Hari itu, aku melihat mereka hendak melintas lagi. Malu sebenarnya mengakuinya, tapi entah sejak kapan aku termasuk yang apatis terhadap pengemis. Mungkin aku termasuk yang sering menolak memberi jika ada pengemis. Berbeda dengan ibu dan ayahku. Tapi hari itu aku memutuskan untuk memberi sekeping uang. Kumasukkan ke tas kresek hitam yang dipegang sang istri. Kepingan itu masuk tanpa suara. Aku hendak fokus lagi dengan hal lain, tapi tanganku tanpa sengaja menyentuh tangannya.

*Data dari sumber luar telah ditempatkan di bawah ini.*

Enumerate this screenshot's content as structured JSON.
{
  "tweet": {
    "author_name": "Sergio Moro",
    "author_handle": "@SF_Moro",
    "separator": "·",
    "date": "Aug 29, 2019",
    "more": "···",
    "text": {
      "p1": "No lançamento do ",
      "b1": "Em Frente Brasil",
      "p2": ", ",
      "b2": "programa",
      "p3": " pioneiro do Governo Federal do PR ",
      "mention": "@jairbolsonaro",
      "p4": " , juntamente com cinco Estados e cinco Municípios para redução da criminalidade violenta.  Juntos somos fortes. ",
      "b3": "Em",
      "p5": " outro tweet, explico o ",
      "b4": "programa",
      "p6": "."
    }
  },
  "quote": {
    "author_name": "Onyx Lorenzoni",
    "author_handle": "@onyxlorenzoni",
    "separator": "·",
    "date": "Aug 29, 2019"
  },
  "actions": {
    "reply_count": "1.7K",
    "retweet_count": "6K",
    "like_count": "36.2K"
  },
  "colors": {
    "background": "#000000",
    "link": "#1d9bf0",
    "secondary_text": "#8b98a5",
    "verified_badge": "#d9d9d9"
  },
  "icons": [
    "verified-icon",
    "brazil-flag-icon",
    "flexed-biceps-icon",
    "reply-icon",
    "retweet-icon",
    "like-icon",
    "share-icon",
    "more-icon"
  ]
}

Tangan ibu pengemis buta itu dingin. Lebih dingin dari suhu jemariku. Sentuhan yang sebentar itu membuatnya berhenti, ia menyadari keberadaanku. Aku saat itu hanya berkata pelan, "sudah bu". Memberi isyarat agar ia bisa lanjut berjalan. Ku lihat suami ibu itu sudah berjalan lumayan jauh. Aku takut mereka terpisah. Keduanya tidak bisa melihat.

***

Dua pengemis itu sudah pergi, aku masih terduduk memikirkan tangannya. Hari itu baru menyadari bahwa ada cacat di tangannya. Hari itu aku menyadari bahwa tangannya bersih dan dingin. Hari itu membuatku sadar, bahwa aku perlu mengubah persepsiku tentang pengemis, bahwa aku tidak boleh apatis pada mereka.

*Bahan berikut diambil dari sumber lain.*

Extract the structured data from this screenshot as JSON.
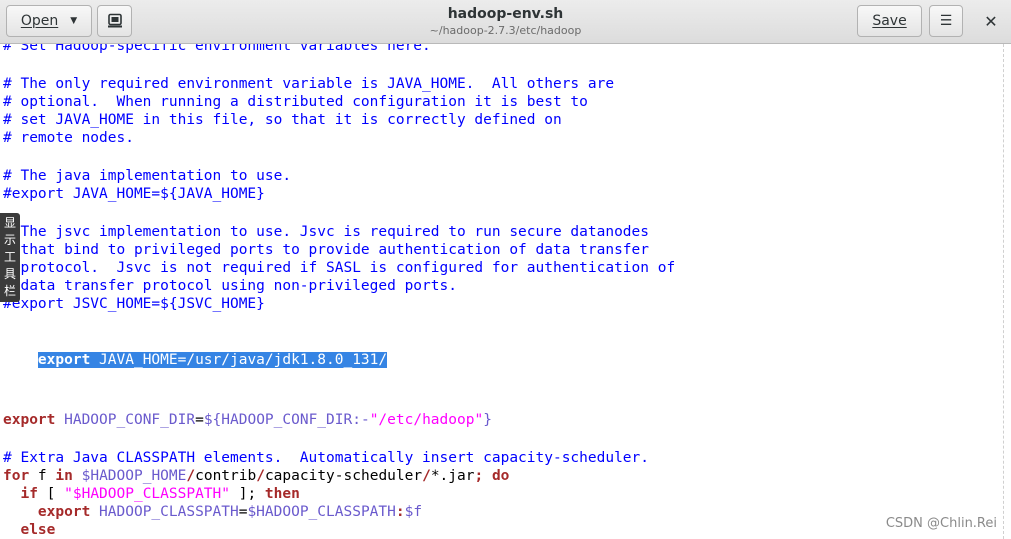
{
  "header": {
    "open_label": "Open",
    "open_arrow": "▼",
    "new_tab_icon": "⎙",
    "title": "hadoop-env.sh",
    "subtitle": "~/hadoop-2.7.3/etc/hadoop",
    "save_label": "Save",
    "menu_icon": "☰",
    "close_icon": "✕"
  },
  "editor": {
    "lines": {
      "l0": "# Set Hadoop-specific environment variables here.",
      "l2": "# The only required environment variable is JAVA_HOME.  All others are",
      "l3": "# optional.  When running a distributed configuration it is best to",
      "l4": "# set JAVA_HOME in this file, so that it is correctly defined on",
      "l5": "# remote nodes.",
      "l7": "# The java implementation to use.",
      "l8": "#export JAVA_HOME=${JAVA_HOME}",
      "l10": "# The jsvc implementation to use. Jsvc is required to run secure datanodes",
      "l11": "# that bind to privileged ports to provide authentication of data transfer",
      "l12": "# protocol.  Jsvc is not required if SASL is configured for authentication of",
      "l13": "# data transfer protocol using non-privileged ports.",
      "l14": "#export JSVC_HOME=${JSVC_HOME}",
      "l16_kw": "export",
      "l16_rest": " JAVA_HOME=/usr/java/jdk1.8.0_131/",
      "l20_kw": "export",
      "l20_var": " HADOOP_CONF_DIR",
      "l20_eq": "=",
      "l20_open": "${HADOOP_CONF_DIR:-",
      "l20_str": "\"/etc/hadoop\"",
      "l20_close": "}",
      "l22": "# Extra Java CLASSPATH elements.  Automatically insert capacity-scheduler.",
      "l23_for": "for",
      "l23_f": " f ",
      "l23_in": "in",
      "l23_v1": " $HADOOP_HOME",
      "l23_s1": "/",
      "l23_p1": "contrib",
      "l23_s2": "/",
      "l23_p2": "capacity-scheduler",
      "l23_s3": "/",
      "l23_p3": "*.jar",
      "l23_semi": ";",
      "l23_do": " do",
      "l24_if": "  if",
      "l24_b1": " [ ",
      "l24_str": "\"$HADOOP_CLASSPATH\"",
      "l24_b2": " ]; ",
      "l24_then": "then",
      "l25_export": "    export",
      "l25_var": " HADOOP_CLASSPATH",
      "l25_eq": "=",
      "l25_v1": "$HADOOP_CLASSPATH",
      "l25_colon": ":",
      "l25_v2": "$f",
      "l26_else": "  else"
    }
  },
  "side_toolbar": {
    "chars": [
      "显",
      "示",
      "工",
      "具",
      "栏"
    ]
  },
  "watermark": "CSDN @Chlin.Rei",
  "colors": {
    "comment": "#0000ff",
    "keyword": "#a52a2a",
    "variable": "#6a5acd",
    "string": "#ff00ff",
    "selection": "#3584e4"
  }
}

Apa ceritanya sudah selesai? Aku juga pikir sudah selesai. Tapi belum ternyata. Qadarullah, siang itu aku bertemu lagi ibu pengemis itu. Duduk di lantai masjid tempat aku biasa shalat dzuhur. Mungkin sedang menunggu suaminya yang sedang shalat di area shalat laki-laki. Aku melihat tangannya meraba-raba lantai yang lebih dingin dari suhu tangannya. Merasakan jeda antar keramik, juga penanda dari lakban hitam yang beberapa waktu lalu dipasang sejak masuk fase new normal.

***

Sampai kemarin aku belum melihat kedua pengemis itu lagi, hanya reka ulang kejadian hari itu masih lekat di kepala.

Lewat kejadian itu, aku ingin bertanya pada diri... would you sent your warmth to the coldness in the hands of a beggar?

Sungguh, bukan mereka yang membutuhkan kita. Justru kita yang membutuhkan mereka.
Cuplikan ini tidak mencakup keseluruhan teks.